そんなつばきの顔が真正面にあって、ぼくは慌ててうつむいた。
…あつい。
急激に上がった体温。
顔に全部の熱が、集中している。
かわいい、
そう言ったつばきの声が、何度も耳の中で鳴り響いてる。
「………やっぱりずるい…」
ぼくは、つばきにも聞こえないぐらい小さな声で呟く。
「とりあえず、これはミケに返すよ」
一生懸命、顔の熱をおさめようとしていたぼくは、つばきの言った言葉にすぐ理解できなかった。
かえす、これ…。
これっていうのは……
つばきの顔を一瞬だけちら見して、つばきの言ったこれを確認するけど……やっぱりお金のことだ。
これが何のことをさしているのか、すぐ理解できてた。
ぼくが置いていったお金だって。
「……なんで…?迷惑だった…のかな」
「迷惑なわけないだろ。ただこれはミケが稼いだお金だろ?だから返すんだ」
「でもこれはつばきにたくさんお世話になったから……つばきと一緒に過ごした日々が楽しかったから。そのお礼で………」
「じゃあ、これは?」
つばきは店の中でははずして座席に置いてあった赤いマフラーを、持ち上げてぼくに見せた。

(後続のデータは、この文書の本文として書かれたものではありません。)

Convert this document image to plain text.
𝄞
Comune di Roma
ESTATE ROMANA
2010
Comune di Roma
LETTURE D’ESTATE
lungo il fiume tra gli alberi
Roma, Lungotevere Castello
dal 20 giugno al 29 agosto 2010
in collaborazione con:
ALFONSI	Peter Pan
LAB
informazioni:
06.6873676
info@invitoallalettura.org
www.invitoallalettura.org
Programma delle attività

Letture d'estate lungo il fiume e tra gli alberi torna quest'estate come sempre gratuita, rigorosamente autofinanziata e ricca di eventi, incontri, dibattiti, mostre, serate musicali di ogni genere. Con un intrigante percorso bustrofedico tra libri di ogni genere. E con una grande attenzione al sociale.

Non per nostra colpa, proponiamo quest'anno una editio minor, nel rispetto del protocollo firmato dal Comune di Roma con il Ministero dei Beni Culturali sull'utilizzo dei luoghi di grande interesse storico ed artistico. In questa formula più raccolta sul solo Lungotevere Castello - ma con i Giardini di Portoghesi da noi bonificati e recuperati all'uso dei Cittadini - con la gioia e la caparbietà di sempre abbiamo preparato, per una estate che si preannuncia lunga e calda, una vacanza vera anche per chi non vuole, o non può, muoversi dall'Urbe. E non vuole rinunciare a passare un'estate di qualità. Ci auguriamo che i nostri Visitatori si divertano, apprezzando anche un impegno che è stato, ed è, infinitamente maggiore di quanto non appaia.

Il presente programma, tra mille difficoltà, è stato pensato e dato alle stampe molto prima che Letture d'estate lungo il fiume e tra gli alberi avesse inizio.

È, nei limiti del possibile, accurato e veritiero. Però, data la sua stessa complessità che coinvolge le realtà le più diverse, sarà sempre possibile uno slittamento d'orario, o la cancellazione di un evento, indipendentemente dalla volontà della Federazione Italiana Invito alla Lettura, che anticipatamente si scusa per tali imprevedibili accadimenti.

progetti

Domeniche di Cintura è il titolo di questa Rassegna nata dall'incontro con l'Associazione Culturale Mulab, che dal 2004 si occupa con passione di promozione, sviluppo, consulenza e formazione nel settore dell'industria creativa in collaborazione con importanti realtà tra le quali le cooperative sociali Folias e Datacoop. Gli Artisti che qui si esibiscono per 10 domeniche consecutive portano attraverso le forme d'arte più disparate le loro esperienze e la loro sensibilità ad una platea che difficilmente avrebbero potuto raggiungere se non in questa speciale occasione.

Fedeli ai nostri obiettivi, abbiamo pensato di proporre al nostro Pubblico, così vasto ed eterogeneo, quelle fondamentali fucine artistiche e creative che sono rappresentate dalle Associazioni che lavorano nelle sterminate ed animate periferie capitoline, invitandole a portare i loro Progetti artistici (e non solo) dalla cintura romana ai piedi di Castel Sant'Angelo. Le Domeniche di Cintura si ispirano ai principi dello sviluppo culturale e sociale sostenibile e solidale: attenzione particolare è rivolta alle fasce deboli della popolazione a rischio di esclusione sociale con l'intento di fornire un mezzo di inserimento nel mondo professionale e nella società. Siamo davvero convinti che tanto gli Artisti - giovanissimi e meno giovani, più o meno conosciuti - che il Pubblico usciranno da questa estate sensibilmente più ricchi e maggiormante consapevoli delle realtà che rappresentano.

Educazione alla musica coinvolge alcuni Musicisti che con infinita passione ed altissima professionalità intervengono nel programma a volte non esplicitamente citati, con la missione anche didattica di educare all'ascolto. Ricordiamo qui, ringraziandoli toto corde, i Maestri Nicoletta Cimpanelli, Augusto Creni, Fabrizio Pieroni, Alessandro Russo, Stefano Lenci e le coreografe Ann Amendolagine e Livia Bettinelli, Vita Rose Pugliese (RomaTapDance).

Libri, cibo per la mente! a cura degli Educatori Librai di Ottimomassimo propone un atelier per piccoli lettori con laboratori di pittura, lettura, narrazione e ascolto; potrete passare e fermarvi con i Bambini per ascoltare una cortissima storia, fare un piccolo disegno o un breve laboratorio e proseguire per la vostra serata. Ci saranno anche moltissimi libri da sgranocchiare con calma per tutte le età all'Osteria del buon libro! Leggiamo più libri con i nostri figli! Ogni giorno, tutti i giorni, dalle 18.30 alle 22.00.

「それもそうだよ。つばき喜んでくれたらいいなーと思って編んだやつ……」
「そうか、やっぱりこれミケが編んでくれたんだな」
「……あ」
さっき、ここに来る前につばきにないしょって言ったのに、自分で明かしてしまった。
自分で編んだって、知られると恥ずかしかったから。
だから、ないしょにしてたのに。
「嬉しい。ありがとうな。毎年冬はこのマフラーに温かくしてもらってる」
「うん」
「だから…これはいい。お礼はこのマフラーと、作ってくれた料理で十分」
ぼくはなにも言わず、机の上に置いてある封筒を手に取ろうとした。
………そんなぼくの手の上に優しくおかれたつばきの大きな手のひら。
「ぇーと…どうしたの?」
ぼくの上におかれた、温かい手のひら。
つばきの体温あたたかいなー。
つばきの心が、優しいからなんだろう…。